By Paul Nicholson
September 10 – They are the most important person in the workings of a club but they are also the least protected. A session at last week’s Edinburgh Sports Conference examined the role of managers and coaches in what is a precarious and ever-changing landscape.
“They are the most vulnerable and under-represented category of the football industry,” said lawyer Andrea Bozza of Osborne Clarke, who led a session looking at the role of the manager in the modern game.
“There is no definition of what a coach is, there is no regulation, they don’t have an international association, there is no clear provision identifying how a club could terminate a contract with just cause and no sporting sanction for clubs terminating a contract without just cause,” he said.
Bozza argued it was time that there was more proscription of the role of managers and head coaches, and that an association working in their interests is long overdue.
In the UK there is the League Managers’ Association but there are no equivalent bodies in other countries and certainly know international organisation or ‘group’ dialogue with football’s governing bodies in the way that FIFPro, for example, represents players.
It is an issue that is amplified for coaches working in international markets and former England and Russia manager Fabio Cappello was on stage to give his own experiences of management at club and international level (see Cappello warns of disturbing power of agents).
While many of the issues encountered by Cappello would unlikely to be resolved via a formal procedure, certainly the structure of a clearer definition of roles and responsibilities would provide a framework and protection for managers beyond their contracts with clubs and national associations that are often disregarded and unenforced.
“We need an international organisation with the ability to have open dialogue with FIFA, UEFA and other stakeholders.

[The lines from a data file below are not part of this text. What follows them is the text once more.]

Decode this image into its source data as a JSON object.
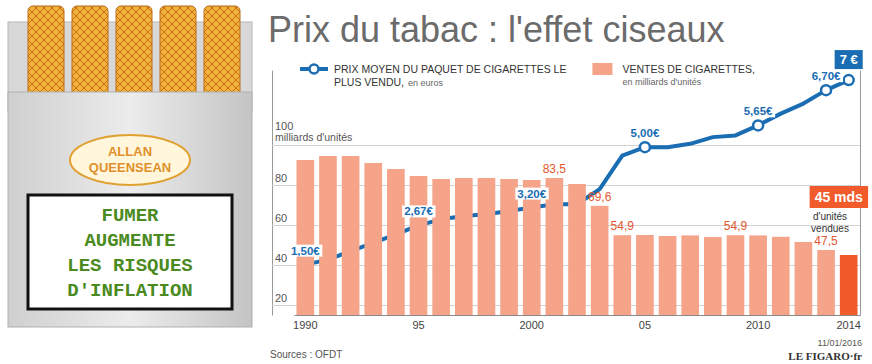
{
  "chart_data": {
    "type": "bar",
    "title": "Prix du tabac : l'effet ciseaux",
    "y_label": "milliards d'unités",
    "categories": [
      "1990",
      null,
      null,
      null,
      null,
      "95",
      null,
      null,
      null,
      null,
      "2000",
      null,
      null,
      null,
      null,
      "05",
      null,
      null,
      null,
      null,
      "2010",
      null,
      null,
      null,
      "2014"
    ],
    "series": [
      {
        "name": "PRIX MOYEN DU PAQUET DE CIGARETTES LE PLUS VENDU,",
        "unit": "en euros",
        "type": "line",
        "axis": "y2",
        "color": "#1b6db3",
        "marker": "circle",
        "values": [
          1.5,
          1.65,
          1.9,
          2.15,
          2.4,
          2.67,
          2.85,
          2.95,
          3.0,
          3.1,
          3.2,
          3.3,
          3.3,
          3.75,
          4.75,
          5.0,
          5.0,
          5.1,
          5.3,
          5.35,
          5.65,
          6.0,
          6.3,
          6.7,
          7
        ],
        "value_labels": [
          "1,50€",
          null,
          null,
          null,
          null,
          "2,67€",
          null,
          null,
          null,
          null,
          "3,20€",
          null,
          null,
          null,
          null,
          "5,00€",
          null,
          null,
          null,
          null,
          "5,65€",
          null,
          null,
          "6,70€",
          "7 €"
        ]
      },
      {
        "name": "VENTES DE CIGARETTES,",
        "unit": "en milliards d'unités",
        "type": "bar",
        "color": "#f5a48a",
        "colors": [
          "#f5a48a",
          "#f5a48a",
          "#f5a48a",
          "#f5a48a",
          "#f5a48a",
          "#f5a48a",
          "#f5a48a",
          "#f5a48a",
          "#f5a48a",
          "#f5a48a",
          "#f5a48a",
          "#f5a48a",
          "#f5a48a",
          "#f5a48a",
          "#f5a48a",
          "#f5a48a",
          "#f5a48a",
          "#f5a48a",
          "#f5a48a",
          "#f5a48a",
          "#f5a48a",
          "#f5a48a",
          "#f5a48a",
          "#f5a48a",
          "#f15a2b"
        ],
        "values": [
          92.5,
          94.5,
          94.5,
          91,
          88,
          84.5,
          83,
          83.5,
          83.5,
          83,
          82.5,
          83.5,
          80.5,
          69.6,
          54.9,
          55,
          54.5,
          54.8,
          54,
          54.9,
          54.8,
          54.1,
          51.5,
          47.5,
          45
        ],
        "value_labels": [
          null,
          null,
          null,
          null,
          null,
          null,
          null,
          null,
          null,
          null,
          null,
          "83,5",
          null,
          "69,6",
          "54,9",
          null,
          null,
          null,
          null,
          "54,9",
          null,
          null,
          null,
          "47,5",
          "45 mds"
        ]
      }
    ],
    "annotations": [
      {
        "text": "d'unités vendues",
        "category": "2014"
      }
    ],
    "ylim": [
      15,
      137.5
    ],
    "yticks": [
      20,
      40,
      60,
      80,
      100
    ],
    "y2lim": [
      0,
      7.3
    ],
    "y2ticks": [],
    "grid": true,
    "legend": "top",
    "data_labels": true
  },
  "illustration": {
    "brand": [
      "ALLAN",
      "QUEENSEAN"
    ],
    "warning": [
      "FUMER",
      "AUGMENTE",
      "LES RISQUES",
      "D'INFLATION"
    ]
  },
  "source": "Sources : OFDT",
  "date": "11/01/2016",
  "publisher": "LE FIGARO·fr"
}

We need to get to the position where we have some rules,” said Bozza.
One very topical area he highlighted where a stronger set of enforceable guidelines and rules are required was around the relationship between coaches and intermediaries. It is currently a dangerously grey area and one that Bozza described as a ‘Pulcinella secret’ (something that everyone knows but pretends not to because they think it is a secret).
For Bozza the first step would be the involvement of the existing (and very proactive) Italian managers’ organisation and then presumably an alliance with other similar bodies like the LMA in the UK. The ultimate objective being an international organisation that could bring some structure to the Wild West landscape of professional team management.